In private she visited Annapolis (HQ of the US Navy – her oldest son was based there) and had lunch with wives of former Prisoners of War, learning coping strategies from them.
Finally, the government did contact her and asked if she would fly to Europe to discuss the situation with Heads of State there. She agreed.
The State Department sent a helicopter to pick her up. It landed in the fields belonging to Bruce’s brother, near Minneapolis. He was a farmer and it destroyed some of his crops. He was furious.
Penne made her trip. When she returned, she was appalled to find the State Department sent her a bill for $8,000 – the whole cost of the trip. “I realised America was not as capable as I thought we were.”
At the same time, she was dealing with the stress of her son William having nearly been killed in a helicopter crash – being forced to ditch in the sea.
She kept her fury private. She had a dartboard in the basement with the Ayatollah Khomeini’s face upon it. And she kept a diary.
Nevertheless, she felt fairly helpless – until a friend suggested tying a yellow ribbon round a tree as a sign of support for the hostages.
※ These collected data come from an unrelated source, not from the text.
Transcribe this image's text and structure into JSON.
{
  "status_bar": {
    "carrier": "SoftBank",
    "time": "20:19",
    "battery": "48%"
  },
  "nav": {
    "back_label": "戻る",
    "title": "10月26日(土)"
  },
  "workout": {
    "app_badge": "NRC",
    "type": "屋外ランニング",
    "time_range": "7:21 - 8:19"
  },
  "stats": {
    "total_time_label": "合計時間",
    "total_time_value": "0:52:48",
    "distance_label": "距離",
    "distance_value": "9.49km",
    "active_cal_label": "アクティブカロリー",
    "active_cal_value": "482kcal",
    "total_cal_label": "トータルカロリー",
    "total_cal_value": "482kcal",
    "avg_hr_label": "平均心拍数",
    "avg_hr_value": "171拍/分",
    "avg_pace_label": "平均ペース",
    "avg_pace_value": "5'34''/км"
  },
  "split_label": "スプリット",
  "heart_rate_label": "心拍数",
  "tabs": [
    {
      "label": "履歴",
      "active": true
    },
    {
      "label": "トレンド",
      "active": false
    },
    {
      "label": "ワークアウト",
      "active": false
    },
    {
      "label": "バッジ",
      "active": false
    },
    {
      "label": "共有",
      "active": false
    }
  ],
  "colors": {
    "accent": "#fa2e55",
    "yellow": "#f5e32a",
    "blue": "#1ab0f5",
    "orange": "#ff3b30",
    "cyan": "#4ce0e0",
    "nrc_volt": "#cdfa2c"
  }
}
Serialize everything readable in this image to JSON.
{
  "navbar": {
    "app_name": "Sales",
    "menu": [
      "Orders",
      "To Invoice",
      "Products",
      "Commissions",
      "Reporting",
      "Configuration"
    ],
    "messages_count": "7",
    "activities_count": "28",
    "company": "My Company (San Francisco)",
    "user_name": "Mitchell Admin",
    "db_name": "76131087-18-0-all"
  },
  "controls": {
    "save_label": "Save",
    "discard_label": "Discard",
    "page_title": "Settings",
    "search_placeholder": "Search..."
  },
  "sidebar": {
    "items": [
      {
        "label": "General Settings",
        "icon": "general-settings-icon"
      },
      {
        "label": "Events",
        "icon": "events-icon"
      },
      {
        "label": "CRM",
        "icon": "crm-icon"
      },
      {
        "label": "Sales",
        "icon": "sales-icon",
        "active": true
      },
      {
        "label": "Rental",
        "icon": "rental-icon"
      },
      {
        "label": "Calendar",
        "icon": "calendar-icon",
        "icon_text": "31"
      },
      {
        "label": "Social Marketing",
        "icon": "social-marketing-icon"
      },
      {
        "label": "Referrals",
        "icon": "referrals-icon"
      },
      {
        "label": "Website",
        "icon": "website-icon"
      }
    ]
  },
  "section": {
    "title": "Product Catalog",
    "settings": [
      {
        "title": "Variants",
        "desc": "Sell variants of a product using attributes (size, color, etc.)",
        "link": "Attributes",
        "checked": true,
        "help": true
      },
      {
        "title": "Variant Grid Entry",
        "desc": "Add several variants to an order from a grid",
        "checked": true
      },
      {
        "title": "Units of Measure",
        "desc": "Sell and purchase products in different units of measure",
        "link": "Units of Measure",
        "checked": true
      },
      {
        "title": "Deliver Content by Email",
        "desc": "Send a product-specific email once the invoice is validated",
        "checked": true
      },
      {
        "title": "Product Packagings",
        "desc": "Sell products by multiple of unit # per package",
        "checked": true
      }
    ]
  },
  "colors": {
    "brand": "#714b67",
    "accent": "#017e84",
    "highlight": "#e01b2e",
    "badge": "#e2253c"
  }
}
She did…and the idea took off around the country.
She founded the Yellow Ribbon Committee – “people were feeling the need to be united about something and feel good about themselves.”
The idea was taken up by the Girl Guides and Boy Scouts. Yellow ribbons were seen throughout the USA, and bumper stickers, T-shirts etc.
Then Rosalynn Carter, the President’s wife, invited her to hang a ribbon on Capitol Hill. The two women did this together.
She then put one round the biggest tree in the USA, the Wye Oak in Maryland.
She sent a ribbon to Bruce. He put it up in the window of his office, but his captors tore it down, fearing he was sending secret messages.
The National Security Council contacted her to say there was to be a rescue attempt. She retorted, “well, I don’t think that is any of my business.”
The rescue attempt was disastrous. It probably led to the end of President Carter’s political career. Penne never blamed him personally despite feeling he had not handled the situation well. She acknowledged it was an unprecedented, difficult situation.
She was furious at the lack of support from the government agencies around the President. She threatened to sue the State Department until her lawyer told her that was illegal in the USA – “but you are allowed to sue the Secretary of State”, he told her.
The hostages were released after 444 days, just as Ronald Reagan became President. She never blamed Carter but she despised Reagan. “He took all the credit and never lifted a finger to help.”
She was aghast that when the hostages returned to the USA, Reagan never came to meet them. Instead, he sent his Vice President George Bush and his wife, Barbara.
In the bus carrying the hostages from the plane to the military base (surrounded by American press), Barbara Bush gave Bruce her lipstick, and he wrote “Thank you” on the bus window.
She remained bitter about the whole experience. Bruce was much more forgiving – but he chose never to work abroad again.
In 1986, Penne was offered a place on the ‘Service Wife Board’. She turned it down – “They didn’t want me when I needed them. Now they do – and I don’t need them.”
Ironically, she began to object to the Separation Allowance that she had campaigned so hard for. She felt that it encouraged families to be split up.
In retirement she became a writer – but never published her diaries of the period.
Bruce died in 2019. All three of their sons served in the US Navy.